This week opens with a lighter economic docket than what we’ve seen over the past couple of weeks, and next week brings the Christmas holiday as we move towards year-end. From what we do have on the calendar, it appears as though the primary focus will be on the latter portion of this week. Wednesday afternoon brings New Zealand GDP, and later that evening we hear from the Bank of Japan for their final rate decision of 2017. Thursday morning brings Canadian CPI, and Friday morning brings GDP from Canada along with U.S. Durable Goods and PCE, both released at 8:30 AM ET.

From a price action perspective – one of the more pronounced themes throughout this year caught another shot-in-the-arm last week; as U.S. Dollar bears took-over after another test of resistance. This happened even while the Fed hiked rates again, bringing the total to five rate hikes in the past two years.

U.S. Dollar via ‘DXY’ Eight-Hour Chart: Resistance Hold Through Last Week’s Rate Hike

Euro Strength, USD Weakness Remain Primary FX Themes as 2018 Nears

Chart prepared by James Stanley

The big question as we move into 2018 is whether this year’s weakness was a correction in a bigger-picture, longer-term theme; or whether this is the start of a chain of weakness that can run into and perhaps even through next year.
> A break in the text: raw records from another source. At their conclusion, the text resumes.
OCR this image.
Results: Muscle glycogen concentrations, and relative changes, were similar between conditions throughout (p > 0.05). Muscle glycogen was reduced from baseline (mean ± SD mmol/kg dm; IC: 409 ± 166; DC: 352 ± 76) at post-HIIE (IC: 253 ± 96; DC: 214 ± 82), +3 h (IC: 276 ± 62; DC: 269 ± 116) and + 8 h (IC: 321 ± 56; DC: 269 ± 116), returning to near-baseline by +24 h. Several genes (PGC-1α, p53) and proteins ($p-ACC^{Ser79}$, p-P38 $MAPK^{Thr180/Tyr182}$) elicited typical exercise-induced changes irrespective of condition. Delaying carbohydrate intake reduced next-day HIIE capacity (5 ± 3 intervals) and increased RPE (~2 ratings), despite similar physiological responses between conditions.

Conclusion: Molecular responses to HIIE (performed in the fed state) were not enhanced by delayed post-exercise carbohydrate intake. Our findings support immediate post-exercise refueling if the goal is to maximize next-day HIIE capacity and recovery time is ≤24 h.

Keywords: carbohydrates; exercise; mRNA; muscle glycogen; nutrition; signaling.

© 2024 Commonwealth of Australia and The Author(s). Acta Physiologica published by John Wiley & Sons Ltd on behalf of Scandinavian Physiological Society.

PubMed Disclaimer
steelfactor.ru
On the side of USD-weakness running through next year: We’d basically be looking for European growth to continue to the point where the ECB is able to more aggressively taper stimulus, but this likely wouldn’t take place until the second half of next year as we near the end of the current stimulus program in September. So, we’d basically be looking more for market anticipation than any actual news out of the ECB. This was the big driver in both Euro and U.S. Dollar trends throughout this year, as European growth continued in a rather consistent manner to the point where the bloc appears to have grown faster than that of the U.S. The U.S., meanwhile, has now seen five rate hikes in the past two years, and the ECB remains ‘pedal-to-the-floor’ on the stimulus front. If we are going to see global growth continue in the manner in which we’ve seen in 2017, the ECB may have some catching up to do, and this can equate to further Euro gains next year as markets prepare for a stimulus exit and eventually higher rates out of the ECB.